米小児医学誌「ペディアトリクス」のウェブサイトで2017年3月13日、子ども向け製品に関連して1991年から2011年までの20年間に、医療施設の緊急治療を受けた3歳以下の子どもが約140万人に上り、1年当たりでは6万6000人以上とする調査結果が報告された。
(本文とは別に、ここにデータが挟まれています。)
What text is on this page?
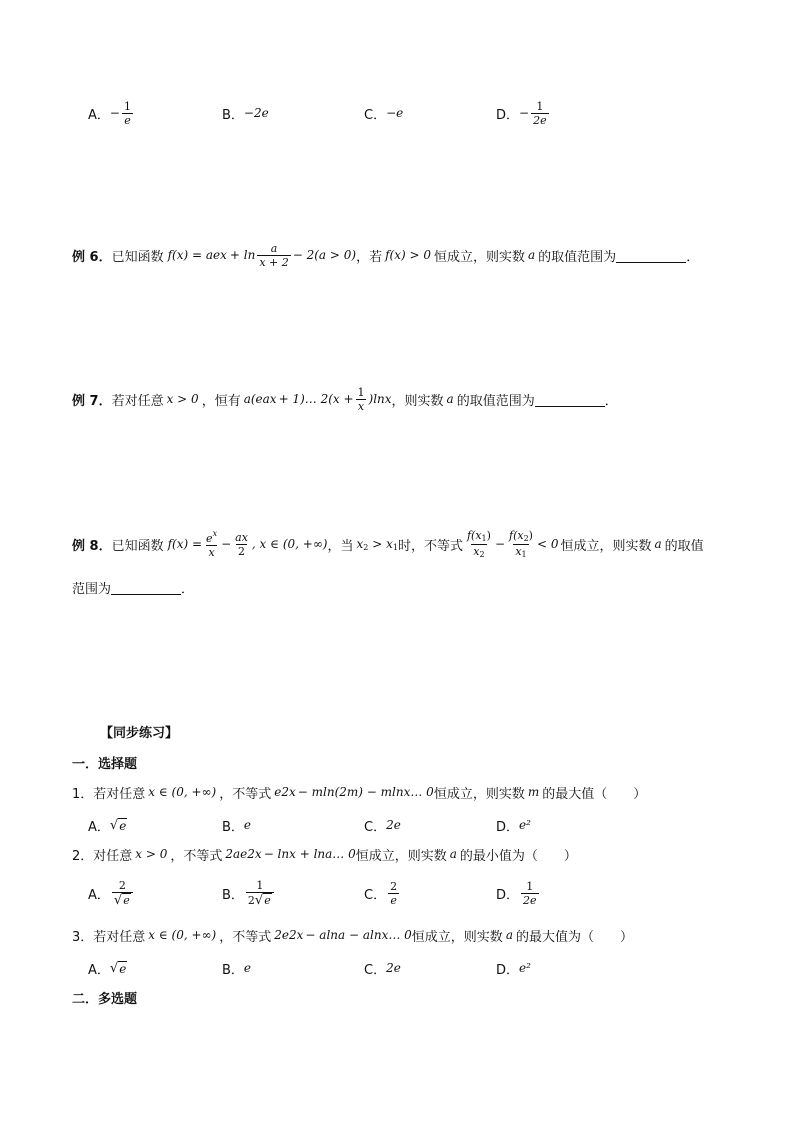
A． − $\frac{1}{e}$	B． −2e	C． −e	D． − $\frac{1}{2e}$
例 6． 已知函数 f(x) = ae $x + \ln \frac{a}{x + 2} - 2(a > 0)$ ，若 f(x) > 0 恒成立，则实数 a 的取值范围为	．
例 7． 若对任意 x > 0 ，恒有 a(e ax + 1)… $2(x + \frac{1}{x} )\ln x$ ，则实数 a 的取值范围为	．
例 8． 已知函数 $f(x) = \frac{e^x}{x} - \frac{ax}{2}$ , x ∈ (0, +∞) ，当 $x_2 > x_1$ 时，不等式 $\frac{f(x_1)}{x_2} - \frac{f(x_2)}{x_1} < 0$ 恒成立，则实数 a 的取值
范围为	．
【同步练习】
一．选择题
1．若对任意 x ∈ (0, +∞) ，不等式 e 2x − mln(2m) − mlnx… 0 恒成立，则实数 m 的最大值（　　）
A． √ e	B． e	C． 2e	D． e²
2．对任意 x > 0 ，不等式 2ae 2x − lnx + lna… 0 恒成立，则实数 a 的最小值为（　　）
A． $\frac{2}{√e}$	B． $\frac{1}{2√e}$	C． $\frac{2}{e}$	D． $\frac{1}{2e}$
3．若对任意 x ∈ (0, +∞) ，不等式 2e 2x − alna − alnx… 0 恒成立，则实数 a 的最大值为（　　）
A． √ e	B． e	C． 2e	D． e²
二．多选题
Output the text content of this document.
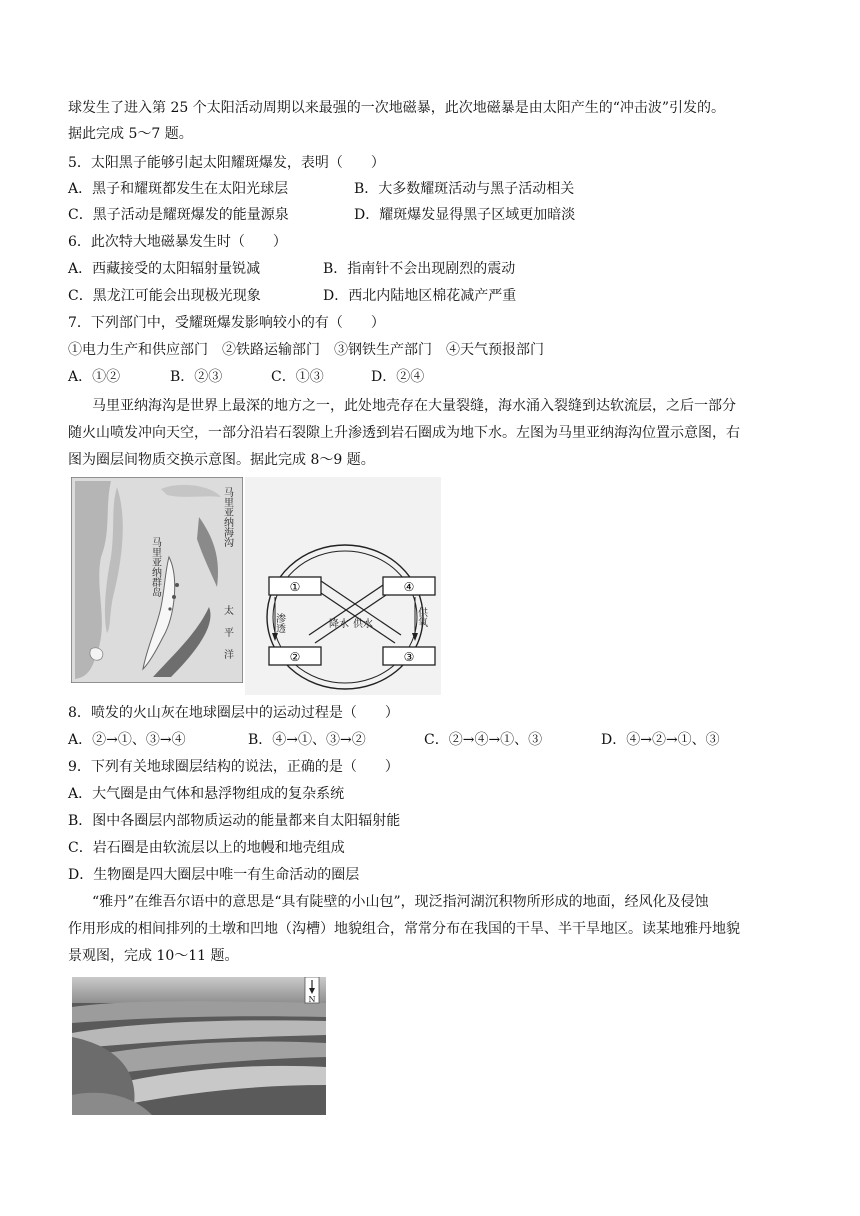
球发生了进入第 25 个太阳活动周期以来最强的一次地磁暴，此次地磁暴是由太阳产生的“冲击波”引发的。
据此完成 5～7 题。
5．太阳黑子能够引起太阳耀斑爆发，表明（　　）
A．黑子和耀斑都发生在太阳光球层	B．大多数耀斑活动与黑子活动相关
C．黑子活动是耀斑爆发的能量源泉	D．耀斑爆发显得黑子区域更加暗淡
6．此次特大地磁暴发生时（　　）
A．西藏接受的太阳辐射量锐减	B．指南针不会出现剧烈的震动
C．黑龙江可能会出现极光现象	D．西北内陆地区棉花减产严重
7．下列部门中，受耀斑爆发影响较小的有（　　）
①电力生产和供应部门　②铁路运输部门　③钢铁生产部门　④天气预报部门
A．①②	B．②③	C．①③	D．②④
马里亚纳海沟是世界上最深的地方之一，此处地壳存在大量裂缝，海水涌入裂缝到达软流层，之后一部分
随火山喷发冲向天空，一部分沿岩石裂隙上升渗透到岩石圈成为地下水。左图为马里亚纳海沟位置示意图，右
图为圈层间物质交换示意图。据此完成 8～9 题。
马里亚纳海沟
马里亚纳群岛
太平洋
①	④
②	③
渗透	降水 供水	供氧
8．喷发的火山灰在地球圈层中的运动过程是（　　）
A．②→①、③→④	B．④→①、③→②	C．②→④→①、③	D．④→②→①、③
9．下列有关地球圈层结构的说法，正确的是（　　）
A．大气圈是由气体和悬浮物组成的复杂系统
B．图中各圈层内部物质运动的能量都来自太阳辐射能
C．岩石圈是由软流层以上的地幔和地壳组成
D．生物圈是四大圈层中唯一有生命活动的圈层
“雅丹”在维吾尔语中的意思是“具有陡壁的小山包”，现泛指河湖沉积物所形成的地面，经风化及侵蚀
作用形成的相间排列的土墩和凹地（沟槽）地貌组合，常常分布在我国的干旱、半干旱地区。读某地雅丹地貌
景观图，完成 10～11 题。
N
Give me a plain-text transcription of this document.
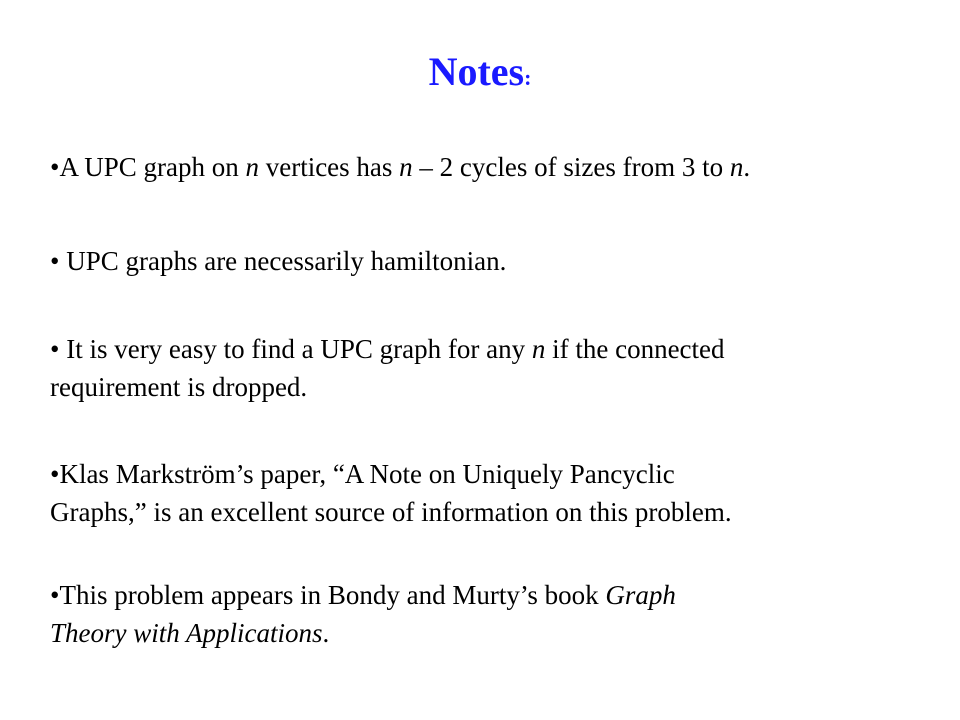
Notes:

•A UPC graph on n vertices has n – 2 cycles of sizes from 3 to n.

• UPC graphs are necessarily hamiltonian.

• It is very easy to find a UPC graph for any n if the connected
requirement is dropped.

•Klas Markström’s paper, “A Note on Uniquely Pancyclic
Graphs,” is an excellent source of information on this problem.

•This problem appears in Bondy and Murty’s book Graph
Theory with Applications.
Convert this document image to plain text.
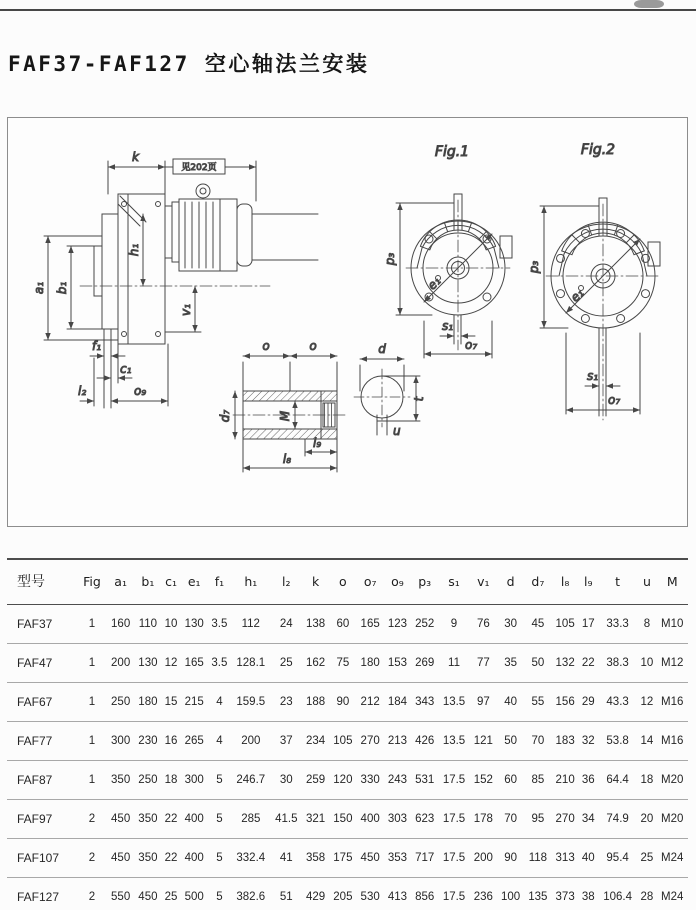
FAF37-FAF127 空心轴法兰安装
k
见202页
a₁ b₁
h₁
v₁
f₁
c₁
l₂	o₉
o	o
M
d₇
l₉
l₈
d
t
u
Fig.1
e₁
p₃
s₁
o₇
Fig.2
e₁
p₃
s₁
o₇
型号	Fig	a₁	b₁	c₁	e₁	f₁	h₁	l₂	k	o	o₇	o₉	p₃	s₁	v₁	d	d₇	l₈	l₉	t	u	M
FAF37	1	160	110	10	130	3.5	112	24	138	60	165	123	252	9	76	30	45	105	17	33.3	8	M10
FAF47	1	200	130	12	165	3.5	128.1	25	162	75	180	153	269	11	77	35	50	132	22	38.3	10	M12
FAF67	1	250	180	15	215	4	159.5	23	188	90	212	184	343	13.5	97	40	55	156	29	43.3	12	M16
FAF77	1	300	230	16	265	4	200	37	234	105	270	213	426	13.5	121	50	70	183	32	53.8	14	M16
FAF87	1	350	250	18	300	5	246.7	30	259	120	330	243	531	17.5	152	60	85	210	36	64.4	18	M20
FAF97	2	450	350	22	400	5	285	41.5	321	150	400	303	623	17.5	178	70	95	270	34	74.9	20	M20
FAF107	2	450	350	22	400	5	332.4	41	358	175	450	353	717	17.5	200	90	118	313	40	95.4	25	M24
FAF127	2	550	450	25	500	5	382.6	51	429	205	530	413	856	17.5	236	100	135	373	38	106.4	28	M24
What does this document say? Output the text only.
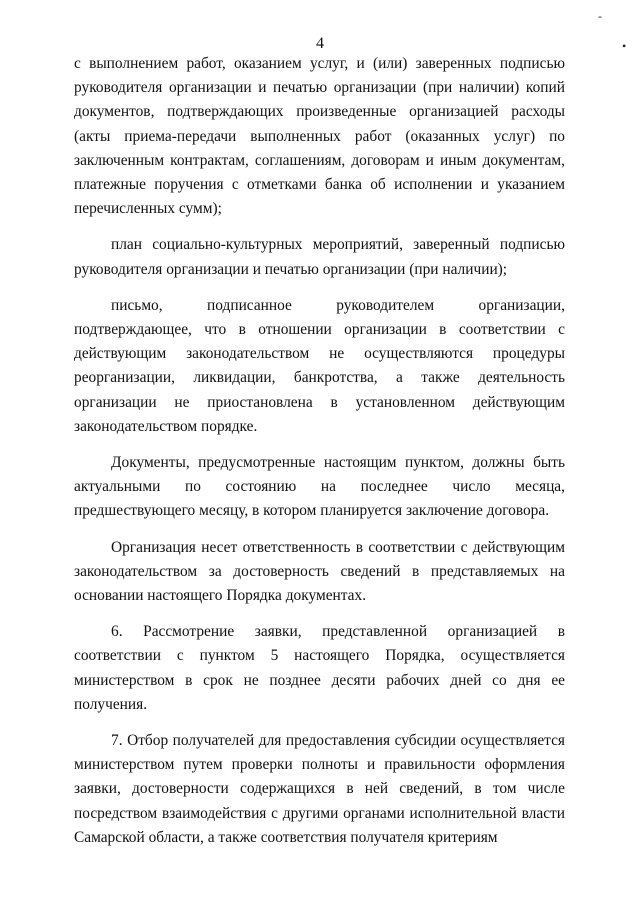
-
•
4

с выполнением работ, оказанием услуг, и (или) заверенных подписью руководителя организации и печатью организации (при наличии) копий документов, подтверждающих произведенные организацией расходы (акты приема-передачи выполненных работ (оказанных услуг) по заключенным контрактам, соглашениям, договорам и иным документам, платежные поручения с отметками банка об исполнении и указанием перечисленных сумм);

план социально-культурных мероприятий, заверенный подписью руководителя организации и печатью организации (при наличии);

письмо, подписанное руководителем организации, подтверждающее, что в отношении организации в соответствии с действующим законодательством не осуществляются процедуры реорганизации, ликвидации, банкротства, а также деятельность организации не приостановлена в установленном действующим законодательством порядке.

Документы, предусмотренные настоящим пунктом, должны быть актуальными по состоянию на последнее число месяца, предшествующего месяцу, в котором планируется заключение договора.

Организация несет ответственность в соответствии с действующим законодательством за достоверность сведений в представляемых на основании настоящего Порядка документах.

6. Рассмотрение заявки, представленной организацией в соответствии с пунктом 5 настоящего Порядка, осуществляется министерством в срок не позднее десяти рабочих дней со дня ее получения.

7. Отбор получателей для предоставления субсидии осуществляется министерством путем проверки полноты и правильности оформления заявки, достоверности содержащихся в ней сведений, в том числе посредством взаимодействия с другими органами исполнительной власти Самарской области, а также соответствия получателя критериям
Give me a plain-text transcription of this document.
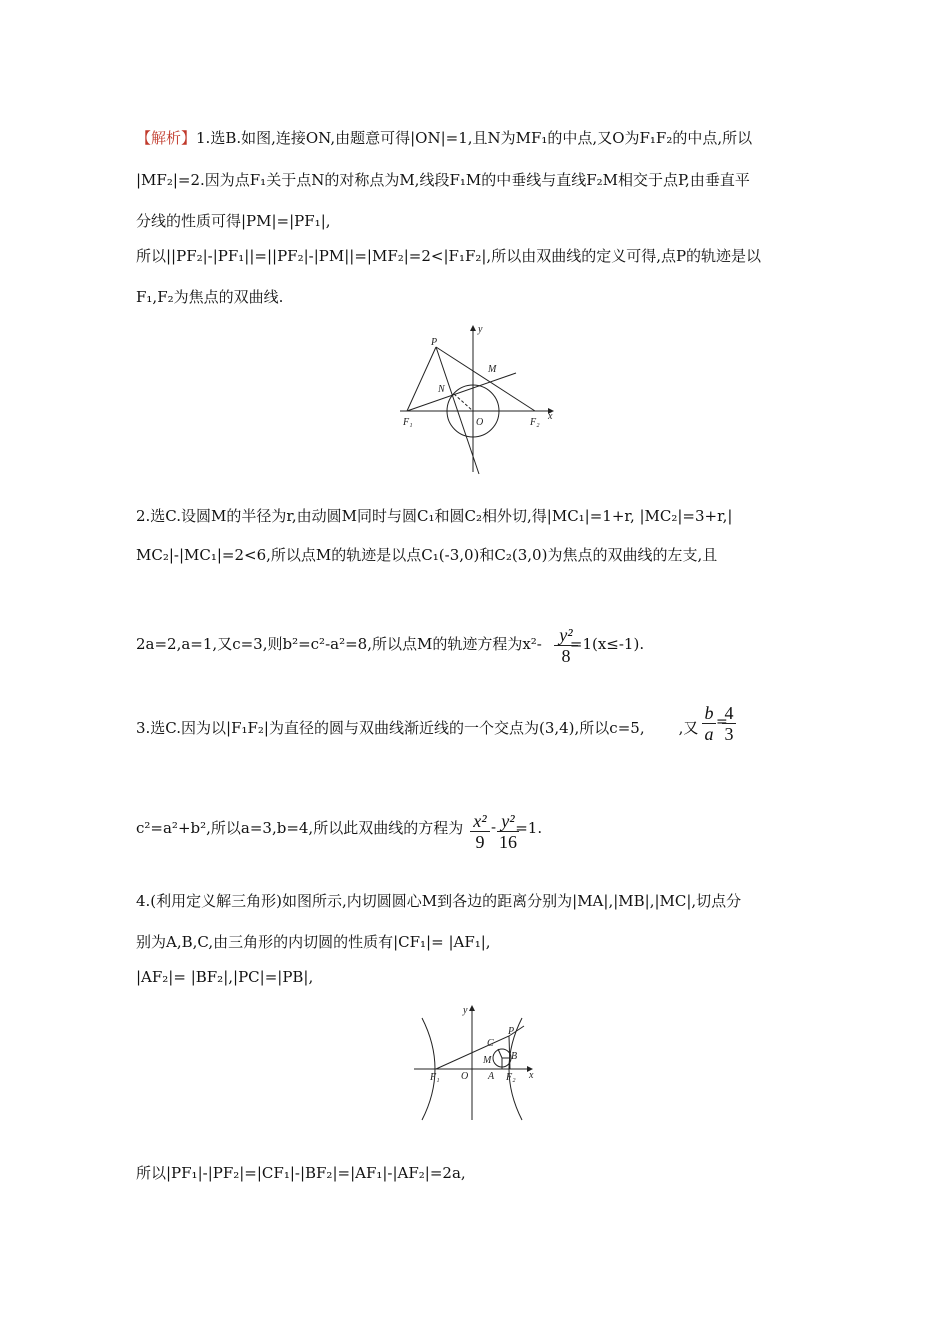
【解析】1.选B.如图,连接ON,由题意可得|ON|=1,且N为MF₁的中点,又O为F₁F₂的中点,所以
|MF₂|=2.因为点F₁关于点N的对称点为M,线段F₁M的中垂线与直线F₂M相交于点P,由垂直平
分线的性质可得|PM|=|PF₁|,
所以||PF₂|-|PF₁||=||PF₂|-|PM||=|MF₂|=2<|F₁F₂|,所以由双曲线的定义可得,点P的轨迹是以
F₁,F₂为焦点的双曲线.
P
M
N
O
F₁	F₂
x
y
2.选C.设圆M的半径为r,由动圆M同时与圆C₁和圆C₂相外切,得|MC₁|=1+r, |MC₂|=3+r,|
MC₂|-|MC₁|=2<6,所以点M的轨迹是以点C₁(-3,0)和C₂(3,0)为焦点的双曲线的左支,且
2a=2,a=1,又c=3,则b²=c²-a²=8,所以点M的轨迹方程为x²- =1(x≤-1).
y²
8
3.选C.因为以|F₁F₂|为直径的圆与双曲线渐近线的一个交点为(3,4),所以c=5, ,又
b
a
=
4
3
c²=a²+b²,所以a=3,b=4,所以此双曲线的方程为	=1.
x²
9
- y²
16
4.(利用定义解三角形)如图所示,内切圆圆心M到各边的距离分别为|MA|,|MB|,|MC|,切点分
别为A,B,C,由三角形的内切圆的性质有|CF₁|= |AF₁|,
|AF₂|= |BF₂|,|PC|=|PB|,
P
C
M B
O A
F₁	F₂ x
y
所以|PF₁|-|PF₂|=|CF₁|-|BF₂|=|AF₁|-|AF₂|=2a,
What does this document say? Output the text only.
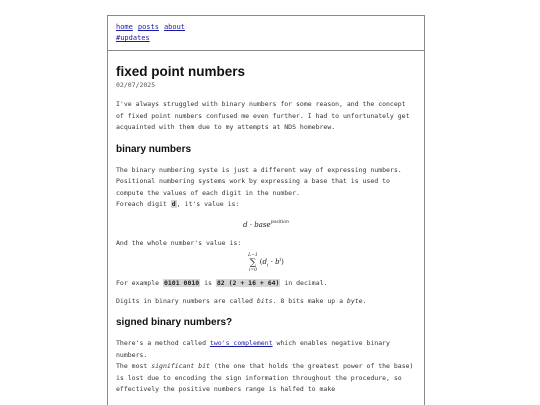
home posts about
#updates
fixed point numbers
02/07/2025

I've always struggled with binary numbers for some reason, and the concept of fixed point numbers confused me even further. I had to unfortunately get acquainted with them due to my attempts at NDS homebrew.

binary numbers

The binary numbering syste is just a different way of expressing numbers. Positional numbering systems work by expressing a base that is used to compute the values of each digit in the number.

Foreach digit d, it's value is:

d · base$^{position}$

And the whole number's value is:

L−1
∑
i=0
$(d_i \cdot b^i)$

For example 0101 0010 is 82 (2 + 16 + 64) in decimal.

Digits in binary numbers are called bits. 8 bits make up a byte.

signed binary numbers?

There's a method called two's complement which enables negative binary numbers.

The most significant bit (the one that holds the greatest power of the base) is lost due to encoding the sign information throughout the procedure, so effectively the positive numbers range is halfed to make
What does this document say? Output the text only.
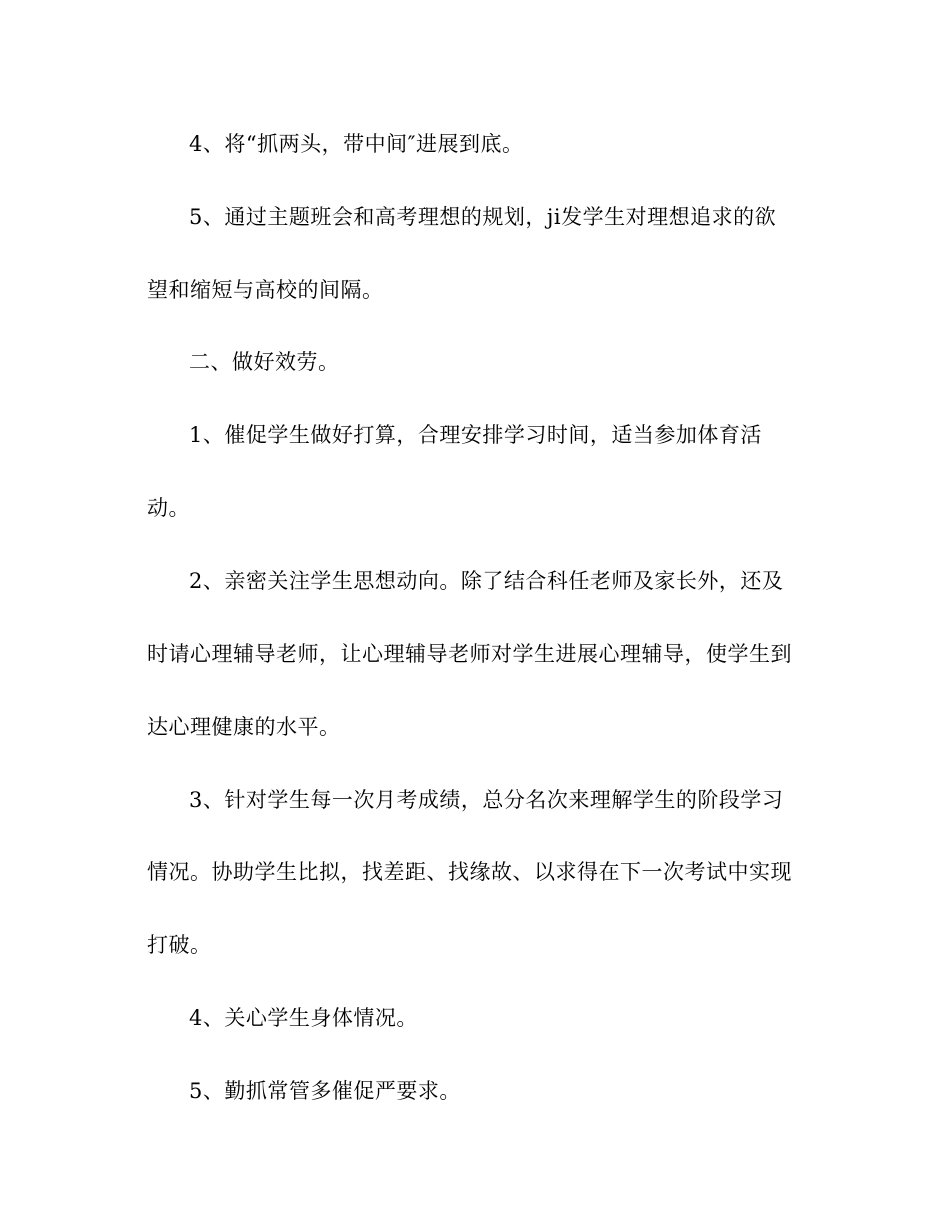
4、将“抓两头，带中间″进展到底。
5、通过主题班会和高考理想的规划，ji发学生对理想追求的欲
望和缩短与高校的间隔。
二、做好效劳。
1、催促学生做好打算，合理安排学习时间，适当参加体育活
动。
2、亲密关注学生思想动向。除了结合科任老师及家长外，还及
时请心理辅导老师，让心理辅导老师对学生进展心理辅导，使学生到
达心理健康的水平。
3、针对学生每一次月考成绩，总分名次来理解学生的阶段学习
情况。协助学生比拟，找差距、找缘故、以求得在下一次考试中实现
打破。
4、关心学生身体情况。
5、勤抓常管多催促严要求。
幅広い製品を対象に、全米のデータを用いて行われた初の調査という。

キャリー、ベッド、ストローラー...から「落下」が8割

調査は、オハイオ州のネイションワイド小児病院の研究者らが、米消費者製品安全委員会(CPSC)が運営しているデータベース「事故情報監視システム(NEISS)」を使って実施した。同データベースは、人に危害を及ぼした商品事故の情報を収集し同種の事故防止を図るために設けられた。

製品のうち事故が一番多かったのは、親などが身に着けたり車のシートに設置して使う「ベビーキャリー」で19.5%。次いでベビーベッドとマットレスなどを合わせた寝具で18.6%、外出時などに子どもを乗せるストローラー(ベビーカー)16.5%、歩行器などの運動関連用具16.2%など。けがの原因は「落下」が最も多く80%を占めた。

事故の被害児の半数以上が生後1年以内で、同6〜10か月の子どもの占める割合が最も多く35.%%だった。男児が54.9%と女児より多く、発生場所はほとんどが自宅で87.9%だった。負傷した部位は、頭や首が最も多く47.1%。

調査についてウェブサイトで報じた米CNNの記事は、製品は新しいものの方がより厳しい安全基準をクリアしているので購入の際に注意してほしいとするCPSC担当者の話を紹介している。